I grew up on Rancid and they introduced me, eventually, to a much wider world of punk rock than what I caught on late night Headbangers Ball and 120 Minutes episodes. Or, for those who didn’t get where this is going from that intro sentence: I feel that I have to qualify why I’m listening to In a Warzone, the third record from The Transplants. The Transplants are a side project “supergroup” comprised of Tim Armstrong (Rancid), Rob Aston (Death March), and Travis Barker (Blink 182). Additional instruments and verses come from guest appearances.
In many ways, the most interesting thing about the Transplants is that they exist at all.

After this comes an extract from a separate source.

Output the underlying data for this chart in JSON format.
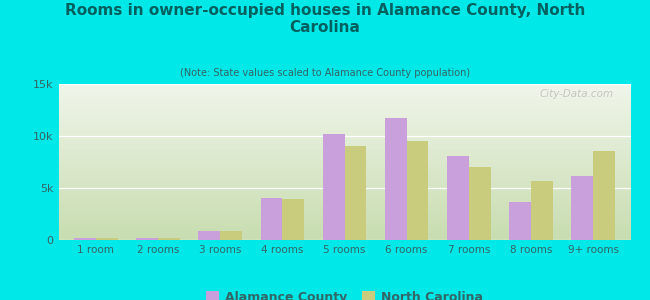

While Armstrong and Barker at first seemed an odd pairing, the oddest part has proven to be their musical creation. Taking a firm basis in punk rock, the group exists as an outlet for the musicians to let convention fly and to play around with songwriting, genre be damned. They blend a number of styles, but have moved more and more toward a punk/hip-hop hybrid as they’ve developed. In a Warzone continues that path while bringing punk rock, namely d-beat, back to the fore. Thematically it explores the concept of, you got it, warzones, and gritty punk is a fine aural complement to that subject. The theme itself is murky beyond the tone: it’s grim, violent, and abrasive, but lyrically it’s devoid of much insight other than a general distrust of authority figures and politicians and a lot of references to crumbling infrastructure.
It starts out with the promising title track and burns through four blazing punk songs before it quickly falls apart with “Something Different.” Featuring Bun B on anything that I just called a punk record is, indeed, something different. I’ll give them some points for that, but the song is just plain dumb. After reading press that said they threw their previous “party record” mentality aside for this, all the progress from the record’s start is lost here when B declares “I need a new drug/ a Huey Lewis.” The record starts to get its footing back with some more blazing and chorus-defined singalongs and then comes “It’s a Problem.”

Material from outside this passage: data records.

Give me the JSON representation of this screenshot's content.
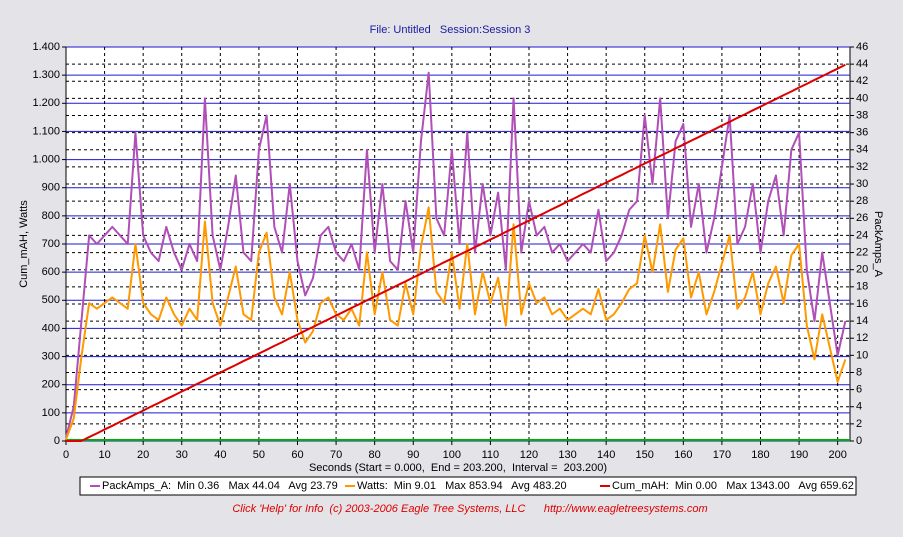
{
  "chart_data": {
    "type": "line",
    "title": "File: Untitled   Session:Session 3",
    "x_label": "Seconds (Start = 0.000,  End = 203.200,  Interval =  203.200)",
    "y_label": "Cum_mAH, Watts",
    "y2_label": "PackAmps_A",
    "footer": "Click 'Help' for Info  (c) 2003-2006 Eagle Tree Systems, LLC      http://www.eagletreesystems.com",
    "xlim": [
      0,
      203.2
    ],
    "xticks": [
      0,
      10,
      20,
      30,
      40,
      50,
      60,
      70,
      80,
      90,
      100,
      110,
      120,
      130,
      140,
      150,
      160,
      170,
      180,
      190,
      200
    ],
    "ylim": [
      0,
      1400
    ],
    "yticks": [
      0,
      100,
      200,
      300,
      400,
      500,
      600,
      700,
      800,
      900,
      {
        "value": 1000,
        "label": "1.000"
      },
      {
        "value": 1100,
        "label": "1.100"
      },
      {
        "value": 1200,
        "label": "1.200"
      },
      {
        "value": 1300,
        "label": "1.300"
      },
      {
        "value": 1400,
        "label": "1.400"
      }
    ],
    "y2lim": [
      0,
      46
    ],
    "y2ticks": [
      0,
      2,
      4,
      6,
      8,
      10,
      12,
      14,
      16,
      18,
      20,
      22,
      24,
      26,
      28,
      30,
      32,
      34,
      36,
      38,
      40,
      42,
      44,
      46
    ],
    "grid": true,
    "legend": "bottom",
    "x": [
      0,
      2,
      4,
      6,
      8,
      10,
      12,
      14,
      16,
      18,
      20,
      22,
      24,
      26,
      28,
      30,
      32,
      34,
      36,
      38,
      40,
      42,
      44,
      46,
      48,
      50,
      52,
      54,
      56,
      58,
      60,
      62,
      64,
      66,
      68,
      70,
      72,
      74,
      76,
      78,
      80,
      82,
      84,
      86,
      88,
      90,
      92,
      94,
      96,
      98,
      100,
      102,
      104,
      106,
      108,
      110,
      112,
      114,
      116,
      118,
      120,
      122,
      124,
      126,
      128,
      130,
      132,
      134,
      136,
      138,
      140,
      142,
      144,
      146,
      148,
      150,
      152,
      154,
      156,
      158,
      160,
      162,
      164,
      166,
      168,
      170,
      172,
      174,
      176,
      178,
      180,
      182,
      184,
      186,
      188,
      190,
      192,
      194,
      196,
      198,
      200,
      202
    ],
    "series": [
      {
        "name": "PackAmps_A:",
        "stats": "Min 0.36   Max 44.04   Avg 23.79",
        "color": "#b04fb8",
        "axis": "y2",
        "values": [
          0.4,
          4,
          14,
          24,
          23,
          24,
          25,
          24,
          23,
          36,
          24,
          22,
          21,
          25,
          22,
          20,
          23,
          21,
          40,
          24,
          20,
          25,
          31,
          22,
          21,
          34,
          38,
          25,
          22,
          30,
          21,
          17,
          19,
          24,
          25,
          22,
          21,
          23,
          20,
          34,
          22,
          30,
          21,
          20,
          28,
          22,
          35,
          43,
          26,
          24,
          34,
          23,
          36,
          22,
          30,
          24,
          29,
          20,
          40,
          22,
          28,
          24,
          25,
          22,
          23,
          21,
          22,
          23,
          22,
          27,
          21,
          22,
          24,
          27,
          28,
          38,
          30,
          40,
          26,
          35,
          37,
          25,
          30,
          22,
          26,
          32,
          38,
          23,
          25,
          30,
          22,
          28,
          31,
          24,
          34,
          36,
          20,
          14,
          22,
          16,
          10,
          14
        ]
      },
      {
        "name": "Watts:",
        "stats": "Min 9.01   Max 853.94   Avg 483.20",
        "color": "#ff9900",
        "values": [
          5,
          80,
          300,
          490,
          470,
          490,
          510,
          490,
          470,
          700,
          490,
          450,
          430,
          510,
          450,
          410,
          470,
          430,
          780,
          490,
          410,
          510,
          620,
          450,
          430,
          670,
          740,
          510,
          450,
          600,
          430,
          350,
          390,
          490,
          510,
          450,
          430,
          470,
          410,
          670,
          450,
          600,
          430,
          410,
          560,
          450,
          690,
          830,
          530,
          490,
          670,
          470,
          700,
          450,
          600,
          490,
          580,
          410,
          770,
          450,
          560,
          490,
          510,
          450,
          470,
          430,
          450,
          470,
          450,
          540,
          430,
          450,
          490,
          540,
          560,
          730,
          600,
          770,
          530,
          680,
          720,
          510,
          600,
          450,
          530,
          630,
          730,
          470,
          510,
          600,
          450,
          560,
          620,
          490,
          660,
          700,
          410,
          290,
          450,
          330,
          210,
          290
        ]
      },
      {
        "name": "Cum_mAH:",
        "stats": "Min 0.00   Max 1343.00   Avg 659.62",
        "color": "#dd0000",
        "values": [
          0,
          0,
          0,
          14,
          27,
          41,
          54,
          68,
          81,
          95,
          108,
          122,
          135,
          149,
          162,
          176,
          189,
          203,
          216,
          230,
          243,
          257,
          270,
          284,
          297,
          311,
          324,
          338,
          351,
          365,
          378,
          392,
          405,
          419,
          432,
          446,
          459,
          473,
          486,
          500,
          513,
          527,
          540,
          554,
          567,
          581,
          594,
          608,
          621,
          635,
          648,
          662,
          675,
          689,
          702,
          716,
          729,
          743,
          756,
          770,
          783,
          797,
          810,
          824,
          837,
          851,
          864,
          878,
          891,
          905,
          918,
          932,
          945,
          959,
          972,
          986,
          999,
          1013,
          1026,
          1040,
          1053,
          1067,
          1080,
          1094,
          1107,
          1121,
          1134,
          1148,
          1161,
          1175,
          1188,
          1202,
          1215,
          1229,
          1242,
          1256,
          1269,
          1283,
          1296,
          1310,
          1323,
          1337
        ]
      }
    ]
  }
}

This track features Paul Wall and, while his delivery is probably the highlight of an otherwise repetitive and boring song, I haven’t needed a new song about sipping syrup since 2006. That and, again, the cohesion of the album is lost and the tone of wartime despair is replaced suddenly by a song about codeine. Why? This would be fine as a single, but it just doesn’t fit.
The overall record has a more cohesive feel than its two predecessors because of the more unified focus in theme and style. The band was created to push boundaries and they don’t do that quite as much, but it does lend itself to a better listening experience over the run of a dozen tracks because it’s not all over the map. The downside of that is it makes the mis-steps more glaring. The more punk-fused style is also better suited to Alston’s lyrical flow, as his rapping has always had its cringe-worthy moments on the first two releases, and it makes me at least a little more curious about his work with Death March. Songs like “Any of Them,” “Back to You,” and “Gravestones and Burial Plots” are pretty solid, singalong punk, reminiscent of the harder-edged Rancid songs from throughout their career (namely post-2000) and it’s worth a listen. However, their catalog thus far has been largely a one-and-done listening experience, more to check out the hybrid concoction than to seriously enjoy it. Some tracks would hit well on a mixtape but the repeat value of The Transplants remains to be seen. The punker songs are an improvement, but they still suffer from repetitive choruses. The Transplants have made strides, but it still has that side project, unfocused feel than lessens the overall appeal of the record. Fans of the last two Rancid records should enjoy this, but I’m not sure who else.